A new school is tiring. Honestly, he will be expending so much energy being there.

Then that last ten minutes of the day, bags, coats etc. The kids who walk by themselves will probably be allowed to make a line at the door first. Maybe a group of kids he plays with are in that line, maybe the kid he sits next to, or one he wants to be friends with.
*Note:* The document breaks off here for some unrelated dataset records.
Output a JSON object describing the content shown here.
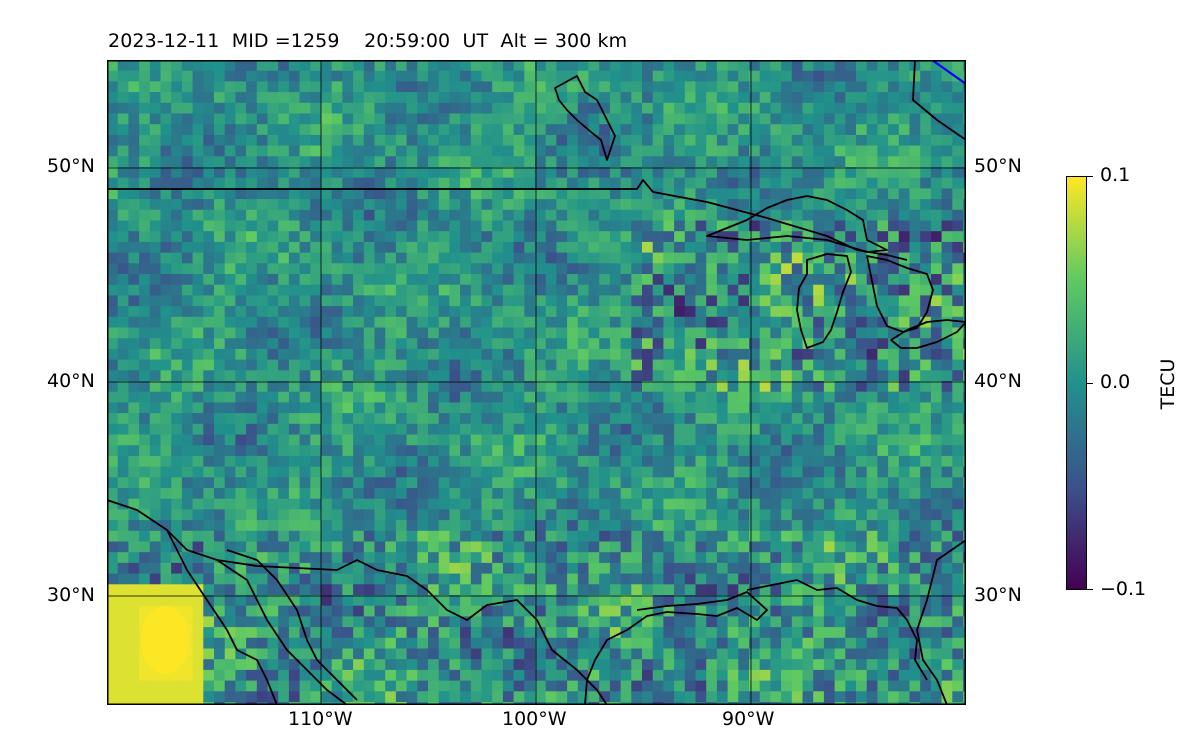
{
  "figure": {
    "date": "2023-12-11",
    "mid_label": "MID =1259",
    "time_label": "20:59:00  UT",
    "alt_label": "Alt = 300 km"
  },
  "map": {
    "projection": "equirectangular",
    "lon_range": [
      -120,
      -80
    ],
    "lat_range": [
      25,
      55
    ],
    "lat_ticks": [
      {
        "value": 50,
        "label": "50°N"
      },
      {
        "value": 40,
        "label": "40°N"
      },
      {
        "value": 30,
        "label": "30°N"
      }
    ],
    "lon_ticks": [
      {
        "value": -110,
        "label": "110°W"
      },
      {
        "value": -100,
        "label": "100°W"
      },
      {
        "value": -90,
        "label": "90°W"
      }
    ],
    "field": "TEC anomaly (gridded, noisy, higher variability east of 95°W and along southern edge)",
    "colormap": [
      "#440154",
      "#3b528b",
      "#21918c",
      "#5ec962",
      "#fde725"
    ],
    "boundary_color": "#000000",
    "highlight_line_color": "#0000ff"
  },
  "colorbar": {
    "min": -0.1,
    "max": 0.1,
    "ticks": [
      {
        "value": 0.1,
        "label": "0.1"
      },
      {
        "value": 0.0,
        "label": "0.0"
      },
      {
        "value": -0.1,
        "label": "−0.1"
      }
    ],
    "unit": "TECU"
  }
}
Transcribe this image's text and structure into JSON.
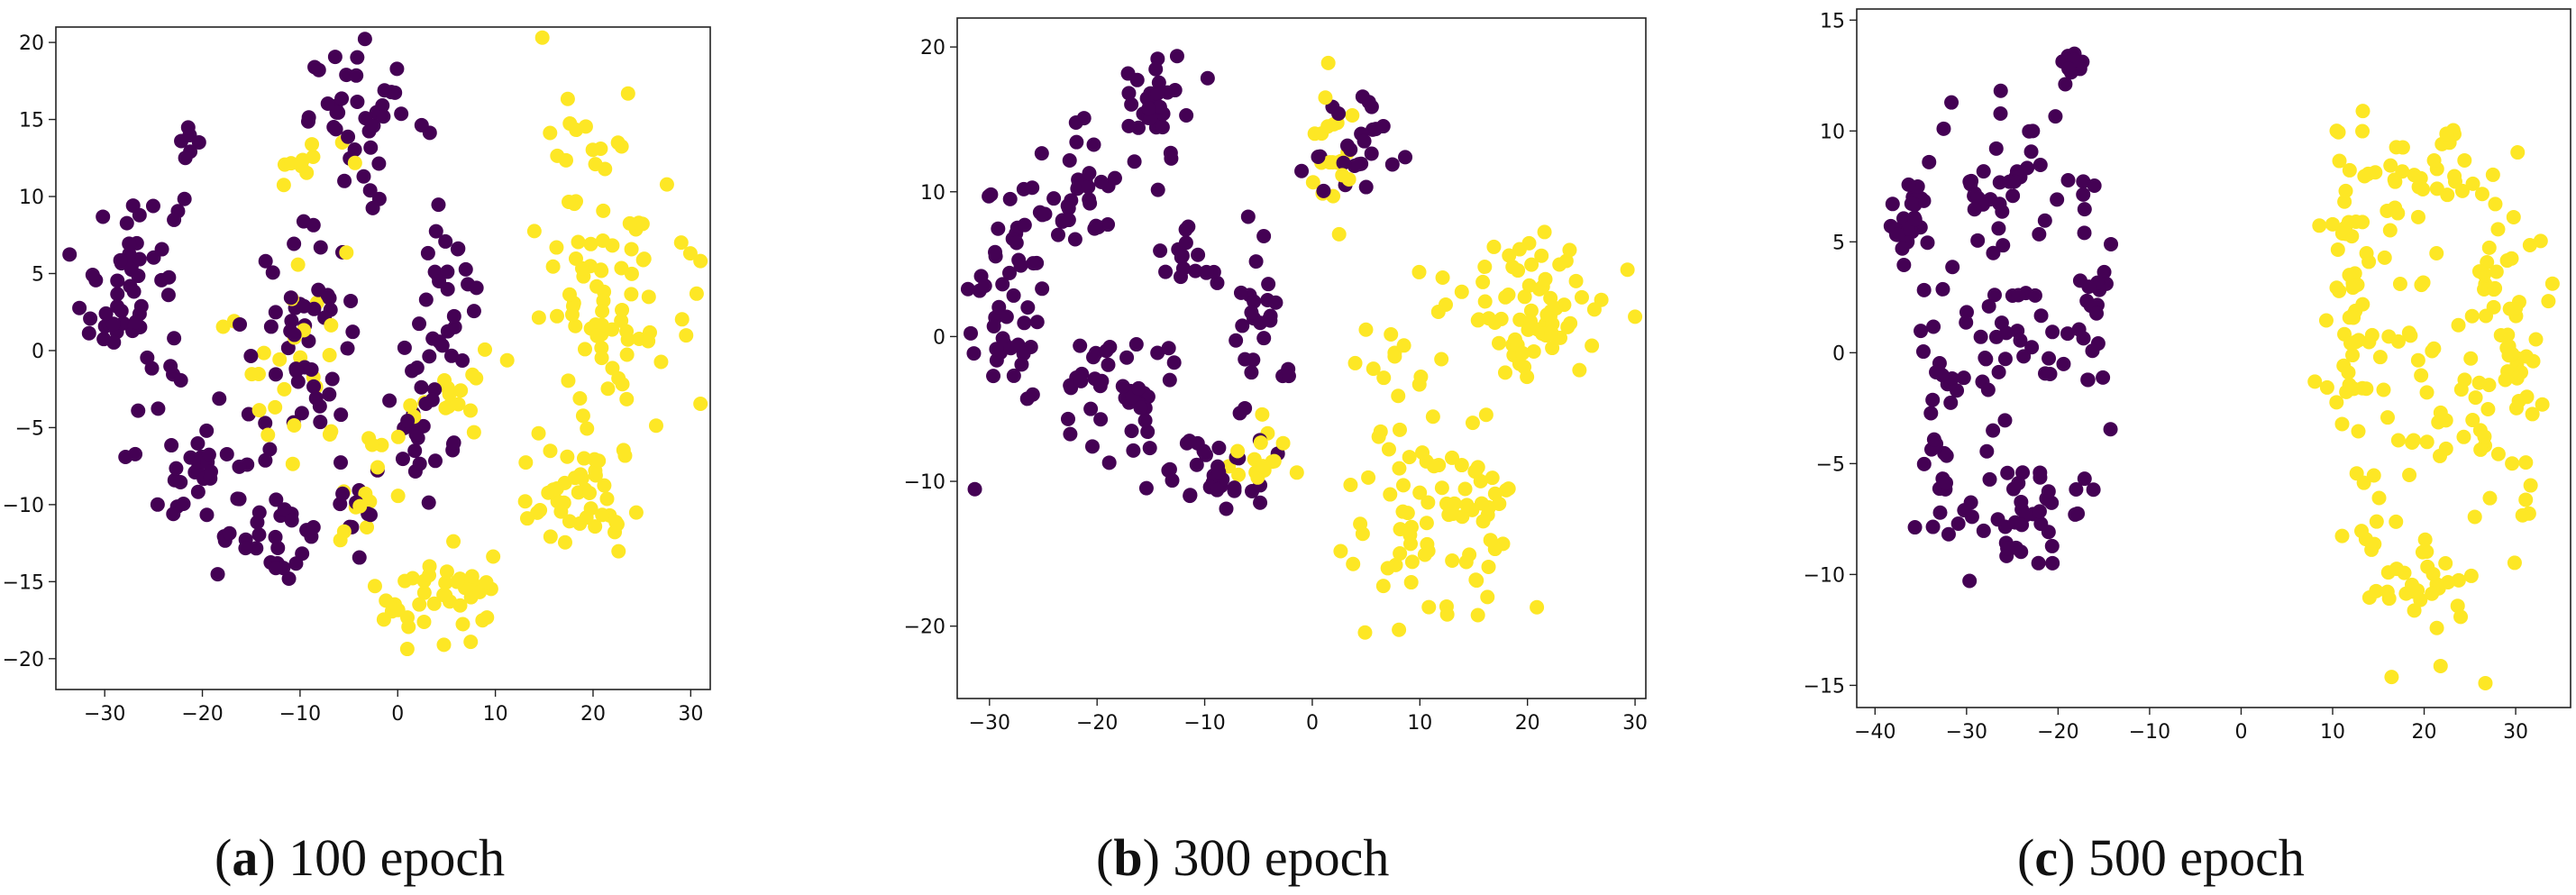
{
  "colors": {
    "class_a": "#440154",
    "class_b": "#fde725",
    "axis": "#222222"
  },
  "chart_data": [
    {
      "type": "scatter",
      "id": "a",
      "caption_letter": "a",
      "caption_text": "100 epoch",
      "xlim": [
        -35,
        32
      ],
      "ylim": [
        -22,
        21
      ],
      "xticks": [
        -30,
        -20,
        -10,
        0,
        10,
        20,
        30
      ],
      "yticks": [
        -20,
        -15,
        -10,
        -5,
        0,
        5,
        10,
        15,
        20
      ],
      "series": [
        {
          "name": "class_a",
          "color": "#440154",
          "clusters": [
            {
              "cx": -27,
              "cy": 4,
              "sx": 3.5,
              "sy": 5,
              "n": 60
            },
            {
              "cx": -20,
              "cy": -8,
              "sx": 3,
              "sy": 4,
              "n": 35
            },
            {
              "cx": -12,
              "cy": -12,
              "sx": 3,
              "sy": 2,
              "n": 20
            },
            {
              "cx": -10,
              "cy": 0,
              "sx": 4,
              "sy": 5,
              "n": 50
            },
            {
              "cx": -3,
              "cy": 15,
              "sx": 4,
              "sy": 3,
              "n": 40
            },
            {
              "cx": 3,
              "cy": -3,
              "sx": 3,
              "sy": 4,
              "n": 35
            },
            {
              "cx": 5,
              "cy": 5,
              "sx": 2,
              "sy": 2,
              "n": 15
            },
            {
              "cx": -21,
              "cy": 13.5,
              "sx": 1,
              "sy": 1,
              "n": 6
            },
            {
              "cx": -4,
              "cy": -11,
              "sx": 1.5,
              "sy": 2,
              "n": 10
            }
          ]
        },
        {
          "name": "class_b",
          "color": "#fde725",
          "clusters": [
            {
              "cx": 22,
              "cy": 6,
              "sx": 5,
              "sy": 7,
              "n": 90
            },
            {
              "cx": 18,
              "cy": -10,
              "sx": 4,
              "sy": 3,
              "n": 45
            },
            {
              "cx": 5,
              "cy": -16,
              "sx": 5,
              "sy": 2,
              "n": 40
            },
            {
              "cx": -4,
              "cy": -9,
              "sx": 2,
              "sy": 4,
              "n": 15
            },
            {
              "cx": -10,
              "cy": 12,
              "sx": 3,
              "sy": 1.5,
              "n": 10
            },
            {
              "cx": -10,
              "cy": 0,
              "sx": 5,
              "sy": 5,
              "n": 25
            },
            {
              "cx": 5,
              "cy": -3,
              "sx": 3,
              "sy": 3,
              "n": 15
            }
          ]
        }
      ]
    },
    {
      "type": "scatter",
      "id": "b",
      "caption_letter": "b",
      "caption_text": "300 epoch",
      "xlim": [
        -33,
        31
      ],
      "ylim": [
        -25,
        22
      ],
      "xticks": [
        -30,
        -20,
        -10,
        0,
        10,
        20,
        30
      ],
      "yticks": [
        -20,
        -10,
        0,
        10,
        20
      ],
      "series": [
        {
          "name": "class_a",
          "color": "#440154",
          "clusters": [
            {
              "cx": -28,
              "cy": 3,
              "sx": 2.5,
              "sy": 6,
              "n": 50
            },
            {
              "cx": -22,
              "cy": 10,
              "sx": 2.5,
              "sy": 3,
              "n": 30
            },
            {
              "cx": -15,
              "cy": 16,
              "sx": 2.5,
              "sy": 3,
              "n": 35
            },
            {
              "cx": -18,
              "cy": -4,
              "sx": 4,
              "sy": 3,
              "n": 40
            },
            {
              "cx": -10,
              "cy": -9,
              "sx": 4,
              "sy": 2,
              "n": 35
            },
            {
              "cx": -5,
              "cy": 2,
              "sx": 2.5,
              "sy": 4,
              "n": 25
            },
            {
              "cx": 4,
              "cy": 13,
              "sx": 3,
              "sy": 2.5,
              "n": 25
            },
            {
              "cx": -12,
              "cy": 6,
              "sx": 2.5,
              "sy": 2.5,
              "n": 15
            }
          ]
        },
        {
          "name": "class_b",
          "color": "#fde725",
          "clusters": [
            {
              "cx": 20,
              "cy": 2,
              "sx": 5,
              "sy": 3.5,
              "n": 75
            },
            {
              "cx": 12,
              "cy": -13,
              "sx": 6,
              "sy": 4,
              "n": 75
            },
            {
              "cx": 2,
              "cy": 13,
              "sx": 1.5,
              "sy": 2.5,
              "n": 20
            },
            {
              "cx": -5,
              "cy": -8,
              "sx": 2,
              "sy": 2,
              "n": 15
            },
            {
              "cx": 7,
              "cy": -2,
              "sx": 2,
              "sy": 4,
              "n": 15
            }
          ]
        }
      ]
    },
    {
      "type": "scatter",
      "id": "c",
      "caption_letter": "c",
      "caption_text": "500 epoch",
      "xlim": [
        -42,
        36
      ],
      "ylim": [
        -16,
        15.5
      ],
      "xticks": [
        -40,
        -30,
        -20,
        -10,
        0,
        10,
        20,
        30
      ],
      "yticks": [
        -15,
        -10,
        -5,
        0,
        5,
        10,
        15
      ],
      "series": [
        {
          "name": "class_a",
          "color": "#440154",
          "clusters": [
            {
              "cx": -36,
              "cy": 6,
              "sx": 2,
              "sy": 1.5,
              "n": 25
            },
            {
              "cx": -26,
              "cy": 8,
              "sx": 6,
              "sy": 2.5,
              "n": 45
            },
            {
              "cx": -19,
              "cy": 13,
              "sx": 1,
              "sy": 0.7,
              "n": 10
            },
            {
              "cx": -25,
              "cy": 0,
              "sx": 6,
              "sy": 2,
              "n": 35
            },
            {
              "cx": -25,
              "cy": -7,
              "sx": 6,
              "sy": 2,
              "n": 50
            },
            {
              "cx": -16,
              "cy": 2,
              "sx": 1.2,
              "sy": 4,
              "n": 20
            },
            {
              "cx": -33,
              "cy": -3,
              "sx": 1.5,
              "sy": 4,
              "n": 20
            }
          ]
        },
        {
          "name": "class_b",
          "color": "#fde725",
          "clusters": [
            {
              "cx": 12,
              "cy": 2,
              "sx": 2,
              "sy": 6,
              "n": 60
            },
            {
              "cx": 29,
              "cy": 0,
              "sx": 3,
              "sy": 6,
              "n": 70
            },
            {
              "cx": 20,
              "cy": 8,
              "sx": 5,
              "sy": 1.5,
              "n": 30
            },
            {
              "cx": 19,
              "cy": -10,
              "sx": 4,
              "sy": 2.5,
              "n": 40
            },
            {
              "cx": 19,
              "cy": 0,
              "sx": 4,
              "sy": 4,
              "n": 30
            }
          ]
        }
      ]
    }
  ]
}
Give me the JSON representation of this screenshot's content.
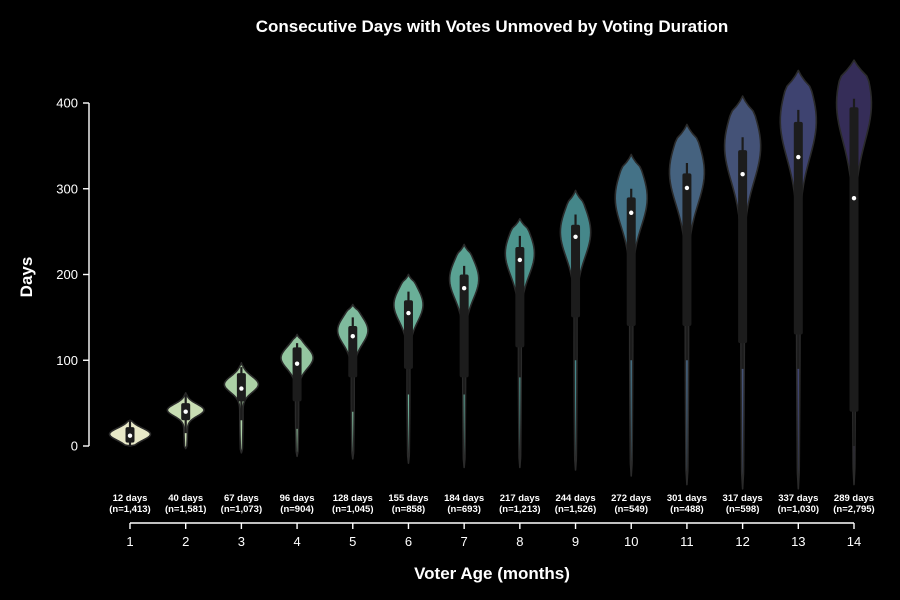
{
  "chart_data": {
    "type": "violin",
    "title": "Consecutive Days with Votes Unmoved by Voting Duration",
    "xlabel": "Voter Age (months)",
    "ylabel": "Days",
    "ylim": [
      -40,
      450
    ],
    "yticks": [
      0,
      100,
      200,
      300,
      400
    ],
    "categories": [
      "1",
      "2",
      "3",
      "4",
      "5",
      "6",
      "7",
      "8",
      "9",
      "10",
      "11",
      "12",
      "13",
      "14"
    ],
    "annotations": [
      {
        "line1": "12 days",
        "line2": "(n=1,413)"
      },
      {
        "line1": "40 days",
        "line2": "(n=1,581)"
      },
      {
        "line1": "67 days",
        "line2": "(n=1,073)"
      },
      {
        "line1": "96 days",
        "line2": "(n=904)"
      },
      {
        "line1": "128 days",
        "line2": "(n=1,045)"
      },
      {
        "line1": "155 days",
        "line2": "(n=858)"
      },
      {
        "line1": "184 days",
        "line2": "(n=693)"
      },
      {
        "line1": "217 days",
        "line2": "(n=1,213)"
      },
      {
        "line1": "244 days",
        "line2": "(n=1,526)"
      },
      {
        "line1": "272 days",
        "line2": "(n=549)"
      },
      {
        "line1": "301 days",
        "line2": "(n=488)"
      },
      {
        "line1": "317 days",
        "line2": "(n=598)"
      },
      {
        "line1": "337 days",
        "line2": "(n=1,030)"
      },
      {
        "line1": "289 days",
        "line2": "(n=2,795)"
      }
    ],
    "violins": [
      {
        "min": 0,
        "max": 30,
        "peak": 14,
        "peak_width": 0.68,
        "median": 12,
        "q1": 4,
        "q3": 22,
        "wmin": 0,
        "wmax": 30,
        "tail_min": 0,
        "color": "#e8e9c8"
      },
      {
        "min": -3,
        "max": 62,
        "peak": 42,
        "peak_width": 0.62,
        "median": 40,
        "q1": 30,
        "q3": 50,
        "wmin": 15,
        "wmax": 60,
        "tail_min": -3,
        "color": "#c9deb4"
      },
      {
        "min": -8,
        "max": 97,
        "peak": 72,
        "peak_width": 0.58,
        "median": 67,
        "q1": 52,
        "q3": 85,
        "wmin": 30,
        "wmax": 92,
        "tail_min": -8,
        "color": "#acd1a6"
      },
      {
        "min": -12,
        "max": 130,
        "peak": 103,
        "peak_width": 0.55,
        "median": 96,
        "q1": 52,
        "q3": 115,
        "wmin": 20,
        "wmax": 120,
        "tail_min": -12,
        "color": "#94c6a0"
      },
      {
        "min": -15,
        "max": 165,
        "peak": 135,
        "peak_width": 0.52,
        "median": 128,
        "q1": 80,
        "q3": 140,
        "wmin": 40,
        "wmax": 150,
        "tail_min": -15,
        "color": "#7fbb9d"
      },
      {
        "min": -20,
        "max": 200,
        "peak": 165,
        "peak_width": 0.5,
        "median": 155,
        "q1": 90,
        "q3": 170,
        "wmin": 60,
        "wmax": 180,
        "tail_min": -20,
        "color": "#6aaf98"
      },
      {
        "min": -25,
        "max": 235,
        "peak": 195,
        "peak_width": 0.5,
        "median": 184,
        "q1": 80,
        "q3": 200,
        "wmin": 60,
        "wmax": 210,
        "tail_min": -25,
        "color": "#5aa293"
      },
      {
        "min": -25,
        "max": 265,
        "peak": 225,
        "peak_width": 0.5,
        "median": 217,
        "q1": 115,
        "q3": 232,
        "wmin": 80,
        "wmax": 245,
        "tail_min": -25,
        "color": "#4d958e"
      },
      {
        "min": -28,
        "max": 298,
        "peak": 250,
        "peak_width": 0.52,
        "median": 244,
        "q1": 150,
        "q3": 258,
        "wmin": 100,
        "wmax": 270,
        "tail_min": -28,
        "color": "#45878a"
      },
      {
        "min": -35,
        "max": 340,
        "peak": 290,
        "peak_width": 0.55,
        "median": 272,
        "q1": 140,
        "q3": 290,
        "wmin": 100,
        "wmax": 300,
        "tail_min": -35,
        "color": "#447287"
      },
      {
        "min": -45,
        "max": 375,
        "peak": 320,
        "peak_width": 0.6,
        "median": 301,
        "q1": 140,
        "q3": 318,
        "wmin": 100,
        "wmax": 330,
        "tail_min": -45,
        "color": "#45627f"
      },
      {
        "min": -50,
        "max": 408,
        "peak": 350,
        "peak_width": 0.62,
        "median": 317,
        "q1": 120,
        "q3": 345,
        "wmin": 90,
        "wmax": 360,
        "tail_min": -50,
        "color": "#445277"
      },
      {
        "min": -50,
        "max": 438,
        "peak": 380,
        "peak_width": 0.62,
        "median": 337,
        "q1": 130,
        "q3": 378,
        "wmin": 90,
        "wmax": 392,
        "tail_min": -50,
        "color": "#3e4370"
      },
      {
        "min": -45,
        "max": 450,
        "peak": 400,
        "peak_width": 0.6,
        "median": 289,
        "q1": 40,
        "q3": 395,
        "wmin": 0,
        "wmax": 405,
        "tail_min": -45,
        "color": "#352d58"
      }
    ],
    "grid": false,
    "legend": "none"
  }
}
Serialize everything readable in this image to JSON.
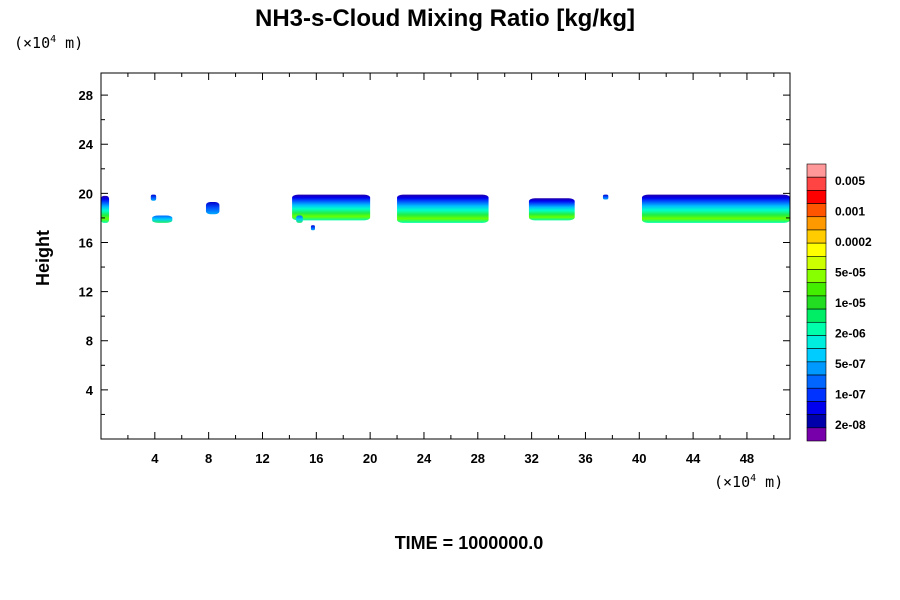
{
  "chart_data": {
    "type": "heatmap",
    "title": "NH3-s-Cloud Mixing Ratio [kg/kg]",
    "xlabel": "",
    "ylabel": "Height",
    "x_unit": {
      "prefix": "(×10",
      "exp": "4",
      "suffix": " m)"
    },
    "y_unit": {
      "prefix": "(×10",
      "exp": "4",
      "suffix": " m)"
    },
    "xlim": [
      0,
      51.2
    ],
    "ylim": [
      0,
      29.8
    ],
    "x_ticks": [
      4,
      8,
      12,
      16,
      20,
      24,
      28,
      32,
      36,
      40,
      44,
      48
    ],
    "y_ticks": [
      4,
      8,
      12,
      16,
      20,
      24,
      28
    ],
    "colorbar": {
      "colors": [
        "#ff9999",
        "#ff4444",
        "#ff0000",
        "#ff5500",
        "#ff9900",
        "#ffcc00",
        "#ffff00",
        "#ccff00",
        "#88ff00",
        "#44ee00",
        "#22dd22",
        "#00ee66",
        "#00ffaa",
        "#00eedd",
        "#00ccff",
        "#0099ff",
        "#0066ff",
        "#0033ff",
        "#0000ee",
        "#0000aa",
        "#7700aa"
      ],
      "labels": [
        "0.005",
        "0.001",
        "0.0002",
        "5e-05",
        "1e-05",
        "2e-06",
        "5e-07",
        "1e-07",
        "2e-08"
      ]
    },
    "cloud_regions": [
      {
        "x": [
          0,
          0.6
        ],
        "y_top": 19.8,
        "y_bottom": 17.6,
        "level": "high"
      },
      {
        "x": [
          3.7,
          4.1
        ],
        "y_top": 19.9,
        "y_bottom": 19.4,
        "level": "low"
      },
      {
        "x": [
          3.8,
          5.3
        ],
        "y_top": 18.2,
        "y_bottom": 17.6,
        "level": "mid"
      },
      {
        "x": [
          7.8,
          8.8
        ],
        "y_top": 19.3,
        "y_bottom": 18.3,
        "level": "low"
      },
      {
        "x": [
          14.2,
          20.0
        ],
        "y_top": 19.9,
        "y_bottom": 17.8,
        "level": "high"
      },
      {
        "x": [
          14.5,
          15.0
        ],
        "y_top": 18.2,
        "y_bottom": 17.6,
        "level": "mid"
      },
      {
        "x": [
          15.6,
          15.9
        ],
        "y_top": 17.4,
        "y_bottom": 17.0,
        "level": "low"
      },
      {
        "x": [
          22.0,
          28.8
        ],
        "y_top": 19.9,
        "y_bottom": 17.6,
        "level": "high"
      },
      {
        "x": [
          31.8,
          35.2
        ],
        "y_top": 19.6,
        "y_bottom": 17.8,
        "level": "high"
      },
      {
        "x": [
          37.3,
          37.7
        ],
        "y_top": 19.9,
        "y_bottom": 19.5,
        "level": "low"
      },
      {
        "x": [
          40.2,
          51.2
        ],
        "y_top": 19.9,
        "y_bottom": 17.6,
        "level": "high"
      }
    ]
  },
  "footer": {
    "time_label": "TIME = 1000000.0"
  }
}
And he’s tired and it’s the end of the day and he’s focussing all of this on you, cause you’re his mum.

A pp above said this:

Have you tried explaining to him how it makes you feel when he comes out scowling at you and refusing to say hello? I wouldn't lay it on thick, and definitely avoid anything that could be construed as guilt-tripping, but he's not too young to be taught a bit of empathy and that how we behave affects others around us. Say you are happy to see him at the end of the school day, and it makes you sad when he looks unhappy to see you and stomps off without saying hello.

I just couldn’t disagree more. You’re the adult - don’t escalate - don’t make this about you. I think getting along in a family often means letting other people have their bad moods. You can’t fix or change it, but you can be there when it passes.

RedHelenB · 05/10/2022 21:46

Let him walk in ahead once the busy road has been crossed. Nothing wrong in him wanting some independence.

HighlandPony · 05/10/2022 21:54

My 8yo is like that. He has been since he was five. Why not take him so far then let him go with his friends? If his friends have all gained that bit more independence and he’s still “with mummy” (which is what they’re probably saying to him) then he’s going to feel frustrated and angry. My 8 year olds missed the school bus a few times and had to walk a mile and a half to catch a service bus to get to school by himself this year because I couldn’t drive after my section. Go with the if he manages it then good in him but if he starts carrying on make him go with you again to teach him if he can’t do it properly then he’s not getting to do it at all.